The second <union> clause gives me the ways from the nodes. So far, so good.

My plan is then to create a python dictionary containing the node IDs as its keys, and sets of way IDs as values:

node_ways = {}

for idx, way in enumerate(result.ways):
    nodes = way.get_nodes(resolve_missing=True)
    for node in nodes:
        if node.id in node_ways:
            temp = node_ways[node.id]
            temp.add(way.id)
            node_ways[node.id] = temp
        else:
            node_ways[node.id] = set([way.id])

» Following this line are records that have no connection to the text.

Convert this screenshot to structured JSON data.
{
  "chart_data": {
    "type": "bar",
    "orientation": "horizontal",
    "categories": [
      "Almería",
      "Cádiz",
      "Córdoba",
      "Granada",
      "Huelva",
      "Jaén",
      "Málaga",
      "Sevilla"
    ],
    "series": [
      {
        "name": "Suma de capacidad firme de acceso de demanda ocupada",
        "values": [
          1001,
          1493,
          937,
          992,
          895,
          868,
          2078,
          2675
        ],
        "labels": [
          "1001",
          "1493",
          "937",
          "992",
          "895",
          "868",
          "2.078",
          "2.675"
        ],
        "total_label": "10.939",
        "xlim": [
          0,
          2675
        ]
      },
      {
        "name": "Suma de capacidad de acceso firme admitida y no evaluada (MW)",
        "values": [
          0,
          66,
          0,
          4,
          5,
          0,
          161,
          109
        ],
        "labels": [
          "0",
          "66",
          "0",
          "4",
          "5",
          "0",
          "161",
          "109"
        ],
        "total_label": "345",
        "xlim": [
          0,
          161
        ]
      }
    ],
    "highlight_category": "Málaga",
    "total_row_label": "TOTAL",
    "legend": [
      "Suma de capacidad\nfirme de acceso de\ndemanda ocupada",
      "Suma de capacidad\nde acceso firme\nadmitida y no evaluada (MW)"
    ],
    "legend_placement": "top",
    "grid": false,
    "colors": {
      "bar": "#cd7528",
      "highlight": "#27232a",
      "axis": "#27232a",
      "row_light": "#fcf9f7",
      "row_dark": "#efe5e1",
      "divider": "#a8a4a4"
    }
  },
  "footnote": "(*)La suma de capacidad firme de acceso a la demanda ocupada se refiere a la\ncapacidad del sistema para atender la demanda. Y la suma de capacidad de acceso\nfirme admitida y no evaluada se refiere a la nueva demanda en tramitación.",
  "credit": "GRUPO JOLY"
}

This works fine, but has two problems:

  1. The use of resolve_missing=True takes around 3.5 minutes to resolve all the missing nodes for the ways, and I'd very much like to reduce this time. I have tried removing the resolve_missing=True and putting an exception handler around get_nodes, but that results in a set of nodes which is incomplete.
  2. When I use resolve_missing=True, I get all the nodes on all the ways which intersect with the original set of nodes. This is more nodes than I need. I could reduce this down in the code, but ideally I'd rather get rid of the need to use resolve_missing=True somehow.

So, my question is: can I either adapt the original query to give me the output I want directly, or can I get what I need and avoid using resolve_missing=True by some other method?

Best Answer

A little more digging found me the answer. Executing e.g.

vars(result.get_way(4755884))

gives the internal structure of the way object:

{'_attribute_modifiers': {'changeset': int,
  'timestamp': <function overpy.Element.__init__.<locals>.<lambda>>,
  'uid': int,
  'version': int,
  'visible': <function overpy.Element.__init__.<locals>.<lambda>>},
 '_node_ids': [26229733,
  291529159,
  246189513,
  2682629060,
  291529223,
  3723657411,
  3723657424,
  2018716449,
  291530424,
  2018716450,
  291530803,
  26229737,
  1741942073,
  4100724928,
  4100724934],
 '_result': <overpy.Result at 0x221fc5b17f0>,
 'attributes': {},
 'center_lat': None,
 'center_lon': None,
 'id': 4755884,
 'tags': {'bicycle': 'yes',
  'highway': 'residential',
  'maxspeed': '20 mph',
  'name': 'Reedley Road',
  'postal_code': 'BS9',
  'sidewalk': 'both'}}

I can therefore access the list of raw node IDs using e.g. result.get_way(4755884)._node_ids.